What Manning did not do was commit a turnover. The Ravens best chance to create one came on the game's opening drive when Manning marched the Colts to the Ravens 7.

On second down, Manning tried to force a pass in the middle of the field to Marvin Harrison, but hit dime (sixth) defensive back Chad Williams instead.

Williams, though, was unable to hold onto the ball, and the Colts eventually converted a 24-yard field goal.

"We had some good spurts out there tonight," nickel (fifth) back Deion Sanders said. "We let down periodically, but overall I think we played a competitive football game."

After the field goal, the Ravens defense forced punts on five straight series. They did so primarily playing with Sanders and Williams in a defensive set that is usually saved for third downs.
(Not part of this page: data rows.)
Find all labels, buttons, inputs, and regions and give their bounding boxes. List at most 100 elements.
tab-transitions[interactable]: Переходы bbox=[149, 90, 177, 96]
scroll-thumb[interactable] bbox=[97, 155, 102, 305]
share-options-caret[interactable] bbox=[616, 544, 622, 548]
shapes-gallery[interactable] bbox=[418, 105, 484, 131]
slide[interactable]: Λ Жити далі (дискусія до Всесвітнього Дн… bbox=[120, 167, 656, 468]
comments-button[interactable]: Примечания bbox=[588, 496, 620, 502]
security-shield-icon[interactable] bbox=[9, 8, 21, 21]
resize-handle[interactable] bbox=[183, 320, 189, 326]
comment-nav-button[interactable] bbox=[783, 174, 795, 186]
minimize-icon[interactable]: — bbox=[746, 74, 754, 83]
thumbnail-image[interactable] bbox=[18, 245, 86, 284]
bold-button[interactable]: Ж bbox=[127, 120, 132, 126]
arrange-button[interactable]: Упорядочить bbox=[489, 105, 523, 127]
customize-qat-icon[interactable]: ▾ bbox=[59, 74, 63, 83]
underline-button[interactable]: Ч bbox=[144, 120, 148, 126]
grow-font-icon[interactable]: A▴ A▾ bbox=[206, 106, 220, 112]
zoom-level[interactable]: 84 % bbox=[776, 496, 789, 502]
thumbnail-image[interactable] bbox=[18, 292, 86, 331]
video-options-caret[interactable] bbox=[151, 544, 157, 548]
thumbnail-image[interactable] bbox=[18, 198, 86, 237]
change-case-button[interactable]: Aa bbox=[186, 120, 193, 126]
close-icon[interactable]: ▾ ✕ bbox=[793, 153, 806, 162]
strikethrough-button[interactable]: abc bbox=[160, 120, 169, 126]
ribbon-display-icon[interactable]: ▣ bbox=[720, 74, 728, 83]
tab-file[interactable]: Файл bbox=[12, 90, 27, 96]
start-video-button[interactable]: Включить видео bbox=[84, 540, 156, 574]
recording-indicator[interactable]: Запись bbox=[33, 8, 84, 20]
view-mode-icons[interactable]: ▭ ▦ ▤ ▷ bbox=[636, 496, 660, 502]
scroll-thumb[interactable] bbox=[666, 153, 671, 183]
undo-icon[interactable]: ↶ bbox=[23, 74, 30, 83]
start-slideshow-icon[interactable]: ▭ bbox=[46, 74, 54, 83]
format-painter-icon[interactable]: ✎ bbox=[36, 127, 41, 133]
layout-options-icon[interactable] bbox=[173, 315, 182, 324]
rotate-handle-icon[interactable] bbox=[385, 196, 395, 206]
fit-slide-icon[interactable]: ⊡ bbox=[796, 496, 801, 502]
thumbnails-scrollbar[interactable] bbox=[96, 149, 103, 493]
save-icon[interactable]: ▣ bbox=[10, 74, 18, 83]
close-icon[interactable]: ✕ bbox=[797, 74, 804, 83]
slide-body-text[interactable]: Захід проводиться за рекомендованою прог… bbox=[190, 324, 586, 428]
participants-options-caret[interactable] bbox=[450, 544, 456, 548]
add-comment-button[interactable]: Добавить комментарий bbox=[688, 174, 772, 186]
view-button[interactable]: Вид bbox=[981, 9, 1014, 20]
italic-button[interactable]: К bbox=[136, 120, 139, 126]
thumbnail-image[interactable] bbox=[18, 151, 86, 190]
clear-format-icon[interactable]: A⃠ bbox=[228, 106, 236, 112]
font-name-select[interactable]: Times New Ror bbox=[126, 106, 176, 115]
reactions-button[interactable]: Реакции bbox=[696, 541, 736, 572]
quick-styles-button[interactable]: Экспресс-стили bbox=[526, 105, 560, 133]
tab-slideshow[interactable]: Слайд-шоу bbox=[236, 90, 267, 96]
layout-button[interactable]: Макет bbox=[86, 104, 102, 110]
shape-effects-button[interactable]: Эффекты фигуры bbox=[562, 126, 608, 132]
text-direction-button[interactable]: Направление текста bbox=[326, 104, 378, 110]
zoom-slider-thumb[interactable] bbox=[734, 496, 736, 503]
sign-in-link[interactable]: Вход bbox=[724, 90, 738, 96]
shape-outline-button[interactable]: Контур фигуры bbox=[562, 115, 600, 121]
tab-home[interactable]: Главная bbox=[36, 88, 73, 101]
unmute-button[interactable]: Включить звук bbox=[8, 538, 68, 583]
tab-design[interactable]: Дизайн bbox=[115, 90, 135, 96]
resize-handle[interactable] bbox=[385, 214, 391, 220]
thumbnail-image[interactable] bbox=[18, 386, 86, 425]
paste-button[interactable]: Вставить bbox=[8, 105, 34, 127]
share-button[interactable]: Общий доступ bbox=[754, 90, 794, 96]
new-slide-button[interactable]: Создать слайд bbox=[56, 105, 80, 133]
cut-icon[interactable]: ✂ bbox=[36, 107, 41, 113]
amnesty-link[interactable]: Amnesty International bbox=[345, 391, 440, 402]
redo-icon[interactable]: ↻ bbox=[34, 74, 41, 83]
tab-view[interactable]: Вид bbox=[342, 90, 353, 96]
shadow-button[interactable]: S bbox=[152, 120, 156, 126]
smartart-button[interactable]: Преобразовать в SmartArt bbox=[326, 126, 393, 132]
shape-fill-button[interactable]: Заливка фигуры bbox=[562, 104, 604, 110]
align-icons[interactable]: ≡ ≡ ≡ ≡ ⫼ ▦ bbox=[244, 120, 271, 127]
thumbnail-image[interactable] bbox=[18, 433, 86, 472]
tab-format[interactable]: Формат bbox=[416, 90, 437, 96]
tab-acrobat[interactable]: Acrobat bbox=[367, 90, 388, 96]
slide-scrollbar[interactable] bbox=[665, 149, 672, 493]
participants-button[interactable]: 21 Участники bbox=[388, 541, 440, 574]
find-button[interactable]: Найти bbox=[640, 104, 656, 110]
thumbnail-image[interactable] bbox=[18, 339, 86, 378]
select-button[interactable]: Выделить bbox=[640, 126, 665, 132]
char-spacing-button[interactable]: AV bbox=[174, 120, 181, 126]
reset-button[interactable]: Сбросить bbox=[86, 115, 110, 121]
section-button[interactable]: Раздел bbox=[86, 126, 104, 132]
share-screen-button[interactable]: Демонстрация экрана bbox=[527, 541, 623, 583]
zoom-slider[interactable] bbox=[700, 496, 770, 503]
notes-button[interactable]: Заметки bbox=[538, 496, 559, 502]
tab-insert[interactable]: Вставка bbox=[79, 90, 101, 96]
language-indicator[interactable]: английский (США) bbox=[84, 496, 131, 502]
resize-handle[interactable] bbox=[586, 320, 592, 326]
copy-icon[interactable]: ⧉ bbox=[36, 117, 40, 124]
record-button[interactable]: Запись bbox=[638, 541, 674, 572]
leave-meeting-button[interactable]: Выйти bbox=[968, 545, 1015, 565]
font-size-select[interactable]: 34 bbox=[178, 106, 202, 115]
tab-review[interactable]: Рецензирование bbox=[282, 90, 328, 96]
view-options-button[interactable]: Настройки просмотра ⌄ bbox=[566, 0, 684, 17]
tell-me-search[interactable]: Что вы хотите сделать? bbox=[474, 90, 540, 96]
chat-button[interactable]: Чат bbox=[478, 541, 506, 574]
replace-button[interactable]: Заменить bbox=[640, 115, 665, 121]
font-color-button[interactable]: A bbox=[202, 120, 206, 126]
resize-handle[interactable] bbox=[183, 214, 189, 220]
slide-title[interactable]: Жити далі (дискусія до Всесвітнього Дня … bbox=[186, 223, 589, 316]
While playing with two extra defensive backs in for linebackers usually means trouble against the run, the Colts were not able to take advantage.

Running back Edgerrin James was held to 69 yards on 22 carries, and was largely a non-factor. In fact, on their most important offensive possession of the game, the Colts chose to ride Manning.

Up 10 with 8 1/2 minutes left in the fourth quarter, the Colts called pass plays on six of eight plays rather than playing it safe and running the football.

The Ravens' secondary, which had not been called for any penalties to that point, got whistled for four illegal-contact penalties (including two on one play). They smelled conspiracy.

"That did not make any sense," said Sanders, who was hit with two of the penalties. "We were playing that physical the whole game. The referees do a great job, and I'm not going to criticize them or the job they did, but it's hard to understand on a drive like that with the game on the line, especially when the calls had nothing to do with the play."

Said cornerback Gary Baxter, "I've never seen a game where you have four [illegal contacts] back-to-back. It's almost like you were scratching your head saying, 'Maybe they are putting him down there to get the record.' As a player, we didn't like that, but we just kept fighting. It was a lot of flags thrown, and I don't think that other side got any thrown on defense."

The Ravens held Manning, nonetheless, as they did for all except one play. Marvin Harrison beat McAlister on a post route, which turned the Pro Bowl corner completely around, for a 29-yard touchdown in the third quarter.

"It was a great performance," Sanders said. "I don't know how many yards but I'm sure the performance did not end the way they wanted it to. The balloons didn't drop and nobody showered them with roses because that record was not to be gotten tonight. I promise you that."